El-rufa’i and his sing along cream must know that they don’t have the monopoly of knowledge and experience in everything under the sun. They have to learn to listen, consult, and retract from most of their elitist and unpopular policies when it is vivid things aren’t adding up and their policies are boomeranging. Listening to certified experts and other views in the act of governance is a virtue not an act of weakness. It often happens that best brains can fashion what they think is superb policy yet get things twisted. Builders of titanic assumed that their ship took care of all known maritime eventualities and, but the ship recorded one of the world known maritime disasters. Now that it is clear that their money wasting scheme has crashed, will they muster the courage and dump the policy or maintain their intransigence in the face of a total tumble of the scheme?

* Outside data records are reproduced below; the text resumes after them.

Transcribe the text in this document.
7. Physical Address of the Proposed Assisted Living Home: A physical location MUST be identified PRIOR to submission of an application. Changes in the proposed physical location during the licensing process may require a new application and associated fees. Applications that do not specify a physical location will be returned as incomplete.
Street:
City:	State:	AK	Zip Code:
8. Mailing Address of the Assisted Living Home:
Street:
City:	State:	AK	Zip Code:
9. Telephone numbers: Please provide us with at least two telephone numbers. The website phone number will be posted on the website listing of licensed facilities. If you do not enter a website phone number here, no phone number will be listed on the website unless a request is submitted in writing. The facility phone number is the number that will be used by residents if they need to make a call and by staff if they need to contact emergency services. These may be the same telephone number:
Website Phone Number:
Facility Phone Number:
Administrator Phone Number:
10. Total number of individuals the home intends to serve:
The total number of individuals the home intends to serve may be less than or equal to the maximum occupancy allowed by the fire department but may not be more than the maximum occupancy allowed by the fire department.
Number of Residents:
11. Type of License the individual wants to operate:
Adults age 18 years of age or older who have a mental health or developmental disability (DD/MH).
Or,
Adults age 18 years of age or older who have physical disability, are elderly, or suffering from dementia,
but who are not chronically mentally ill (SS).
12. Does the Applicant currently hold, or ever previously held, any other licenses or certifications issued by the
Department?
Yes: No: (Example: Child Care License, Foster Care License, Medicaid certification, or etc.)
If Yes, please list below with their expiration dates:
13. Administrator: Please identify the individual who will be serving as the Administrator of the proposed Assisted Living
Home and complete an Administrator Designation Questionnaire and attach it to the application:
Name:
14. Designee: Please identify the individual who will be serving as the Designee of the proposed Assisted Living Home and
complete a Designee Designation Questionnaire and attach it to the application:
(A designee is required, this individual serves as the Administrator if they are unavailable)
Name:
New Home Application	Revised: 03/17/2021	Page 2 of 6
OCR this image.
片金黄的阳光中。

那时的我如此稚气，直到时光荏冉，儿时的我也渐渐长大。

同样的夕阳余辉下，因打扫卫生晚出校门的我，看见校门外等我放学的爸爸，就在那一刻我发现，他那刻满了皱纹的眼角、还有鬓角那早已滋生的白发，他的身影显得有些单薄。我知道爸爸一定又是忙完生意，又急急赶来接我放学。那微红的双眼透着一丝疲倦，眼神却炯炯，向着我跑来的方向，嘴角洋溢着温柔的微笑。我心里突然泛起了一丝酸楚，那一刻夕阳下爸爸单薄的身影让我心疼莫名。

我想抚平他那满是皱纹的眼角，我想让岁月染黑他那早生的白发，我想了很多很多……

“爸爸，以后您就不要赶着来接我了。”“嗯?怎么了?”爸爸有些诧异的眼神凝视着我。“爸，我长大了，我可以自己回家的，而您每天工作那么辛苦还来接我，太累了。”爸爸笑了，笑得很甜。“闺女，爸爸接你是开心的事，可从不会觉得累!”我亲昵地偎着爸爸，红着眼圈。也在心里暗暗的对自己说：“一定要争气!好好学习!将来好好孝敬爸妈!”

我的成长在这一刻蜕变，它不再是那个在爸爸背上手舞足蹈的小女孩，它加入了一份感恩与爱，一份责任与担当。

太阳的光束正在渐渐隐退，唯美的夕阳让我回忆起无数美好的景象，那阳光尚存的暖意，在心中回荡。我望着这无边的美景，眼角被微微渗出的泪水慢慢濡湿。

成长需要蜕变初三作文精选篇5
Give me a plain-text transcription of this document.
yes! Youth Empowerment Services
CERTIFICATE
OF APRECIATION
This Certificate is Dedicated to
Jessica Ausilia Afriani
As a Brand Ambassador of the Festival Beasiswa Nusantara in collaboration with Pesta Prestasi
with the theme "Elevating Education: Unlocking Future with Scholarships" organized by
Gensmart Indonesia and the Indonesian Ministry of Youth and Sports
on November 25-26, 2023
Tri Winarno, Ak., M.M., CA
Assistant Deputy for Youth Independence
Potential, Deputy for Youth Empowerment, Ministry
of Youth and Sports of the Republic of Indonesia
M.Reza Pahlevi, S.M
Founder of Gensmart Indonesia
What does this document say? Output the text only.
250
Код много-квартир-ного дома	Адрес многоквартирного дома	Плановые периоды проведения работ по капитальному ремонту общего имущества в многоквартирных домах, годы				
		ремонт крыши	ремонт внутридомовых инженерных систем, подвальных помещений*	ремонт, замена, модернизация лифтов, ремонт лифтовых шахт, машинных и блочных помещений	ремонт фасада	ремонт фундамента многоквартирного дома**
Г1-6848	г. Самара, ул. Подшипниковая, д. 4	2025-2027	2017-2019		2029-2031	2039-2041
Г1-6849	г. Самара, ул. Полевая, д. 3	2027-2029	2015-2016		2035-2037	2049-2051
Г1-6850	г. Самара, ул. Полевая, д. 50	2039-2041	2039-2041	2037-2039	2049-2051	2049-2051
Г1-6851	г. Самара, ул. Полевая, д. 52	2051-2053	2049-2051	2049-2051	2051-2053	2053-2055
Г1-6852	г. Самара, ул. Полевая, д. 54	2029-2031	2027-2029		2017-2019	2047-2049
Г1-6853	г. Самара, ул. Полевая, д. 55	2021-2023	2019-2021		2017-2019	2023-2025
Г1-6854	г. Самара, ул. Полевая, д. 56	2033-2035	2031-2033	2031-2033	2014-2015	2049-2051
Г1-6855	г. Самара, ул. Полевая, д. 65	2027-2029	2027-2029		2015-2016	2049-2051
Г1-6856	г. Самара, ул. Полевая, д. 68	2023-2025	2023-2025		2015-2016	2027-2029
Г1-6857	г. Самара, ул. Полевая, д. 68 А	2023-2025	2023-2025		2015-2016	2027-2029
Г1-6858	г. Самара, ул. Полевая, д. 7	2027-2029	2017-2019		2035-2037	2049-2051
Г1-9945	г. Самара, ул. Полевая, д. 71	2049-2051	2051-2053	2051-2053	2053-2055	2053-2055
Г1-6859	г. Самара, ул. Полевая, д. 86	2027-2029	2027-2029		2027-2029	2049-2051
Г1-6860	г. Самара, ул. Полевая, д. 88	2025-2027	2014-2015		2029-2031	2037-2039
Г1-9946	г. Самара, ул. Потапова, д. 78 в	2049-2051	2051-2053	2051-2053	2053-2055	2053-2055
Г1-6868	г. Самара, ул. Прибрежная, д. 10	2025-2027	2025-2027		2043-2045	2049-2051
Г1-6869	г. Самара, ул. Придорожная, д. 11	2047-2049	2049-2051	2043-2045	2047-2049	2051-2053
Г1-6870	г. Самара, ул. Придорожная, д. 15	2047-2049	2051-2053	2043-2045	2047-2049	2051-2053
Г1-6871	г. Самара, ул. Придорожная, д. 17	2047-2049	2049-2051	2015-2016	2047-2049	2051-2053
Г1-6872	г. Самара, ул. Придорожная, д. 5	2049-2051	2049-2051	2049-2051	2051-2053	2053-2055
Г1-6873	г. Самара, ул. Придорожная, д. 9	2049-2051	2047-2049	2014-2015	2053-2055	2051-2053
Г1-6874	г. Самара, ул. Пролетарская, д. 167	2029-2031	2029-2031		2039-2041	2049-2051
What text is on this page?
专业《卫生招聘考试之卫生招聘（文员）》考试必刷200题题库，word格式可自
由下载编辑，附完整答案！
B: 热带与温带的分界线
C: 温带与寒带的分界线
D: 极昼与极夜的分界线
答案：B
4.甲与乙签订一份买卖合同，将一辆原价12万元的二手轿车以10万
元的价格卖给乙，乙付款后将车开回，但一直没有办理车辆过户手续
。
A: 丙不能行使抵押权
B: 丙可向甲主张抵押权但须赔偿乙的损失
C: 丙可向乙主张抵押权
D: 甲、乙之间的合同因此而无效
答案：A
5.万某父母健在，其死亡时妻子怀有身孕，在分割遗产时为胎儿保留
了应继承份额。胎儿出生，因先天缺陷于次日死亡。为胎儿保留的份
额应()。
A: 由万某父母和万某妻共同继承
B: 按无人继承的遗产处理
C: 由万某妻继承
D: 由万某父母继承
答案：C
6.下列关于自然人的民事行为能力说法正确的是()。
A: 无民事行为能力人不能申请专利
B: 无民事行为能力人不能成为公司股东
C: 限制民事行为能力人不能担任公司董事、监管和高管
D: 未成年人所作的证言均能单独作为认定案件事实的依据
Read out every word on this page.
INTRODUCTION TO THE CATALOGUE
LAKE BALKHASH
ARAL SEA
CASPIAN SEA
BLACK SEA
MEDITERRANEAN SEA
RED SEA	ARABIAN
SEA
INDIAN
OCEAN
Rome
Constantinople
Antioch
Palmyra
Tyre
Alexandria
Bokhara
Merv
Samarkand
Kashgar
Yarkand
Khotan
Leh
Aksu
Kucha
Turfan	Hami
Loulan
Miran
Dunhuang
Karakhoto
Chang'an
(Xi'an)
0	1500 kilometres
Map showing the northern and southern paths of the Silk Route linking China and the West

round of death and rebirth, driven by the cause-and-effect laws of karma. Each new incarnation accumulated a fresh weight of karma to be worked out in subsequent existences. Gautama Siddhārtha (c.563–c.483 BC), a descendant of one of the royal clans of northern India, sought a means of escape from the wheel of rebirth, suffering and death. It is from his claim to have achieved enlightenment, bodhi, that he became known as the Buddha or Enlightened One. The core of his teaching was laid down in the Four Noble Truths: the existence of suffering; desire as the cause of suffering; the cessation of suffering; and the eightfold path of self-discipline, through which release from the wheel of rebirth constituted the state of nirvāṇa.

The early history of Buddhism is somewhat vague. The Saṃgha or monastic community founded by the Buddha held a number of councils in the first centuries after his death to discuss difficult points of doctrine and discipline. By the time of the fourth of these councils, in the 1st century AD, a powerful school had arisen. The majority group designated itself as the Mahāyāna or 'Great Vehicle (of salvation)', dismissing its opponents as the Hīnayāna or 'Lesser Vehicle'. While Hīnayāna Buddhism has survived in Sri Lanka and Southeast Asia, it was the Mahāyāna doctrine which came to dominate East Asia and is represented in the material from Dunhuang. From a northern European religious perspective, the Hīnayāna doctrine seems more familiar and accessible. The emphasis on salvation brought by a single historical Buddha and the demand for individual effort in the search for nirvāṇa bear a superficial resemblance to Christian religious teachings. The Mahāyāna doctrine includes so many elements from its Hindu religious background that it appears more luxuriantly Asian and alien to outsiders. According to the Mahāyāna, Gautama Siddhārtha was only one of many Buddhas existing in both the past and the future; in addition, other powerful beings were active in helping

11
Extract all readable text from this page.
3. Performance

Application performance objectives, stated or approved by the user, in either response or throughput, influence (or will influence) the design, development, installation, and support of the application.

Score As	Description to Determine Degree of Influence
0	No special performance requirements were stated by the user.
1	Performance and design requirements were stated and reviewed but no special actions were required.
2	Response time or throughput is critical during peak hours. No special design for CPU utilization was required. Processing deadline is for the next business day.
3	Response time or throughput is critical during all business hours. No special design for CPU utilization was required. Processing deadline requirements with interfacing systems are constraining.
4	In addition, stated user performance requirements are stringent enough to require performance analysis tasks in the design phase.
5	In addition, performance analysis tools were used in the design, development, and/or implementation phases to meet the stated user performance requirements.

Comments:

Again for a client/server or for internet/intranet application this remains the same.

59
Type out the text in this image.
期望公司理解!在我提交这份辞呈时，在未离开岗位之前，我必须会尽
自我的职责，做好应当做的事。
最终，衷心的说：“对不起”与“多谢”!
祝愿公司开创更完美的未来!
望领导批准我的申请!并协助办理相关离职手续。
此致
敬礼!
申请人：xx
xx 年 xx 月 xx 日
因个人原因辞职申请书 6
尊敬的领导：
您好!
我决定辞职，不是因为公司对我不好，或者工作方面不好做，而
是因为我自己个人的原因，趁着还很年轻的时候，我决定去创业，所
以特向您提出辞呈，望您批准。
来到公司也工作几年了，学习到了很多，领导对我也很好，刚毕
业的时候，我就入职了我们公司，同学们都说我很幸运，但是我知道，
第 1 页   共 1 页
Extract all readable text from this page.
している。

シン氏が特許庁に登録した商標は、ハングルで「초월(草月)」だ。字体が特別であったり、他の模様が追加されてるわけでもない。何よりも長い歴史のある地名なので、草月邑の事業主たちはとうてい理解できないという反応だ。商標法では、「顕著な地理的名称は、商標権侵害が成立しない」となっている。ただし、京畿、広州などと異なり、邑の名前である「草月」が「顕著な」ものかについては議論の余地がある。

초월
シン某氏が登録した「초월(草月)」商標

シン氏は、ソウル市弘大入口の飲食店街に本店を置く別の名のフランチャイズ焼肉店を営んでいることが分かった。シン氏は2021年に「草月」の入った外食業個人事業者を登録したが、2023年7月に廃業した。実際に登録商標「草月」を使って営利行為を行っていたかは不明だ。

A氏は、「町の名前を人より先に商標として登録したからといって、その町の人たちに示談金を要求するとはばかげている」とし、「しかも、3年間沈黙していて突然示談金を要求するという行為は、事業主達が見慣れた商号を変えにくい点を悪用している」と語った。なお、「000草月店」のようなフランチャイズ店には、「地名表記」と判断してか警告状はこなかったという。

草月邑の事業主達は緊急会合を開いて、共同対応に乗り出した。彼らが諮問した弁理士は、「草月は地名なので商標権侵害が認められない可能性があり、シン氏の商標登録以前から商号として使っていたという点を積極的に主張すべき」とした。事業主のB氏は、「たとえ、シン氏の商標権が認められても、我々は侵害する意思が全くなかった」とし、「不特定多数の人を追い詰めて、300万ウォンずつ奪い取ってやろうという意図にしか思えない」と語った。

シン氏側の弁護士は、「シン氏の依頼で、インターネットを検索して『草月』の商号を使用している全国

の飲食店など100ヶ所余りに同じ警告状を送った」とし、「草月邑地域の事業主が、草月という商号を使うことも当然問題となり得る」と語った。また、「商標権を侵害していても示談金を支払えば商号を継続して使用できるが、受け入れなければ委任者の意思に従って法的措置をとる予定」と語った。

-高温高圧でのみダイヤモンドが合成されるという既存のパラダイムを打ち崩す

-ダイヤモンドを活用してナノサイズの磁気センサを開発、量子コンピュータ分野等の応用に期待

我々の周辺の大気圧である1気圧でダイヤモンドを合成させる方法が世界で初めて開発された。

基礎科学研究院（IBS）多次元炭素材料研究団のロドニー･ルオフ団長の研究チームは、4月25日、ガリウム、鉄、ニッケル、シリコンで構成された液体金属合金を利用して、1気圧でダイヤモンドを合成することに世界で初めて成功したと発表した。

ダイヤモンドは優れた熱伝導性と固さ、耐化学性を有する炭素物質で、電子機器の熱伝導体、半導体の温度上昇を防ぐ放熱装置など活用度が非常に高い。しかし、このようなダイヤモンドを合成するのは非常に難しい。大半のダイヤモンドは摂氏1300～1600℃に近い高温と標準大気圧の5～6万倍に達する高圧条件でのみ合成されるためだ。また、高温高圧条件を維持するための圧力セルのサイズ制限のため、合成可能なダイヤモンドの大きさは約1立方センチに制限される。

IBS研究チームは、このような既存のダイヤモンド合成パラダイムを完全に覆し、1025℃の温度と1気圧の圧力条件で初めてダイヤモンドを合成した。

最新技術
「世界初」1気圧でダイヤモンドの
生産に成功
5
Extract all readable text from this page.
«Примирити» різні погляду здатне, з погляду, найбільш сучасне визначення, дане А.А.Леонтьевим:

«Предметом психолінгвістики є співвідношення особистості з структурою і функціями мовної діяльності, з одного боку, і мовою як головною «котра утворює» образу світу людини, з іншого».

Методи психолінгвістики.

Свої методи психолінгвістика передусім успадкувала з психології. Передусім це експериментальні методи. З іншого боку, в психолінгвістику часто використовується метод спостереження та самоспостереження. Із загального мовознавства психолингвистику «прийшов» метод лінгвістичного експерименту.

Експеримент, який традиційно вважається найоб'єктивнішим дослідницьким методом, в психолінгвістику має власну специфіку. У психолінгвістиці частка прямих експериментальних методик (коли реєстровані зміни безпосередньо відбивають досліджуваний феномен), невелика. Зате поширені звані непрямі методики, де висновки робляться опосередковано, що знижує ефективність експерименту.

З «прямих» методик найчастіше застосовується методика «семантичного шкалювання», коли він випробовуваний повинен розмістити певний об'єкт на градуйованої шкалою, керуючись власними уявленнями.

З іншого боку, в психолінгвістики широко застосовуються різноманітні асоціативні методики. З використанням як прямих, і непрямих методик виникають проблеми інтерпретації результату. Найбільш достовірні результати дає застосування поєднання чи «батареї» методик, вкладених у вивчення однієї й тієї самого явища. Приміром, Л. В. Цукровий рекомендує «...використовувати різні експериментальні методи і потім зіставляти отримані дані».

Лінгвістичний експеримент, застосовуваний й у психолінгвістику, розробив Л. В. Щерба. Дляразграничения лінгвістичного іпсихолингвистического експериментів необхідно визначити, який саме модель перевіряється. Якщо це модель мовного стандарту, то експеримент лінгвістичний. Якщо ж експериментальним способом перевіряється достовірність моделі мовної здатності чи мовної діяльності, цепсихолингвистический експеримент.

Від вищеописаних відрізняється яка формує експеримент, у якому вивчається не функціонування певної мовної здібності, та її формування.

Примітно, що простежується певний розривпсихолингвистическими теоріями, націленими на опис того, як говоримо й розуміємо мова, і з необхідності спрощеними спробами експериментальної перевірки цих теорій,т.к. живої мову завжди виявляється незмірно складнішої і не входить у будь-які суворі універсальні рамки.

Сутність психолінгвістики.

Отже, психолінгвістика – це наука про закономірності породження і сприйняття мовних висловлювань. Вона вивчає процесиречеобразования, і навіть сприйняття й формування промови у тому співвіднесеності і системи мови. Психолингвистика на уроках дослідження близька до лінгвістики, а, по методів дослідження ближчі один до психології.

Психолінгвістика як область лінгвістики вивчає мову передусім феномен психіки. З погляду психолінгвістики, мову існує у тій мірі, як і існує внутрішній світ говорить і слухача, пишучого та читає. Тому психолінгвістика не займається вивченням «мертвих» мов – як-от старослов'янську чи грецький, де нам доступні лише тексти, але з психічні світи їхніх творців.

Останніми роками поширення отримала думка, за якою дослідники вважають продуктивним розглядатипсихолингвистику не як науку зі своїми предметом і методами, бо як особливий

Closely related to school feeding is provision of school uniforms for pupils in the state. In one of El-rufa’i’s town hall meeting in Saminaka Lere Local Government, he quoted a figure of people already engaged in tailoring uniforms for primary school pupils. It is clear that some cool billions of Naira will go into the school uniform scheme. Pupils might still queue for the uniforms and convert them to personal cloths. Like our simple arithmetic showing that feeding scheme could tackle infrastructural challenges, that of uniform can effectively eradicate two other challenges in the primary education in Kaduna State.
El-rufa’i action and inaction is justifying James Madison’s treatise that men in power must not be trusted. This also brought to mind some lines from Ronald Reagan’s inaugural speech of 20th January 1981 ruling that “government is not the solution to our problem; government is the problem”. This aptly fits into our situation in Kaduna State from 29th May 2015 to date.